Presence data rises from a two-part process: The species occurs in the area of interest and the species is discovered by the investigator. Thus non-detection of a species at a site does not imply that the species is absent. MacKenzie et al.38 and Tyre et al.39 introduced a statistical method that makes it possible to tease out the detection probabilities from presence data. We used this site occupancy analysis to estimate the detection probabilities for observations based on the traditional method, and the eDNA method, respectively (R-package “unmarked”, using the model fitting function “occu” https://cran.r-project.org/web/packages/unmarked/vignettes/unmarked.pdf) and occupancy probability of the pools. Presence/absent data was analyzed with time period as a covariate in the occupancy model.

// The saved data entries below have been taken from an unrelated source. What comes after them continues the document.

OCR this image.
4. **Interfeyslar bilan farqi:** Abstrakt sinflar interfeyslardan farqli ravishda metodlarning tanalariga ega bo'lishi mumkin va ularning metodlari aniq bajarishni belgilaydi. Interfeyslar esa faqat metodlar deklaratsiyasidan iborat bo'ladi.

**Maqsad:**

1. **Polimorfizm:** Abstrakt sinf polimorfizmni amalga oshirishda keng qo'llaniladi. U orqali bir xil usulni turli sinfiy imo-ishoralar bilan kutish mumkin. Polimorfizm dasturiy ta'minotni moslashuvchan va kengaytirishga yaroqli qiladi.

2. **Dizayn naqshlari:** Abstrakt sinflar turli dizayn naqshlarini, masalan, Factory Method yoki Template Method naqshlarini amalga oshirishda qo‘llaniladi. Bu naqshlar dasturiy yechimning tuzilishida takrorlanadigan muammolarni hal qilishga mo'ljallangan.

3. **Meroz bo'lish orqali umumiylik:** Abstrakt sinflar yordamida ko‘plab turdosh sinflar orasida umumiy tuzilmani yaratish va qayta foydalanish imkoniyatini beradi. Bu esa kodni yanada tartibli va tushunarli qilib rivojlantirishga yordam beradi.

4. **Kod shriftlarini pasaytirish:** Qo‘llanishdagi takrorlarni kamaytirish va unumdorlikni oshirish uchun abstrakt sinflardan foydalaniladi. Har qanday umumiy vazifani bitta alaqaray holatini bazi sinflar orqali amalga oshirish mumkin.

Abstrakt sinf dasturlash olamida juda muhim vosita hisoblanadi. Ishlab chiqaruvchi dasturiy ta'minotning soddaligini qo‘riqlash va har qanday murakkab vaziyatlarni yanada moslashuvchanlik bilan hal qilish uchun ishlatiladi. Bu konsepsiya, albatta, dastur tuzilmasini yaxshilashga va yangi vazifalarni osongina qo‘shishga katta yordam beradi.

In addition, we evaluated the agreement between the eDNA and the traditional method by a simple likelihood ratio test (prescence/absence) and by describing the number of frogs as a function of the measured eDNA concentration. The latter test was done with a poisson regression (implemented as a general linearized model and accounting for over dispersion). Next we examined to what extent the probabilities of observing P. lessonae by the eDNA method varied with season, and contrasted the method against the traditional method across the seasons. For this purpose, the presence/absence data from the two methods were analyzed jointly in a logistic regression. The model was implemented as a general linearized model (with a logit link function and a binomial error distribution) and it included the factors method (eDNA vs traditional), season (May, June, July, August) and the interaction between method and season. To account for the differences in frog population between sites, pond (17 levels) was included as a blocking factor in the analysis. Finally, we related the eDNA observation rate to variation in environmental conditions between sampling occasions (within pond), with a logistic regression, using pond as a blocking factor in the analysis. All generalized linear models were implemented in JMP® (version 13.1.0, SAS institute Inc., Cary, NC) using the Firth adjustment maximum likelihood method.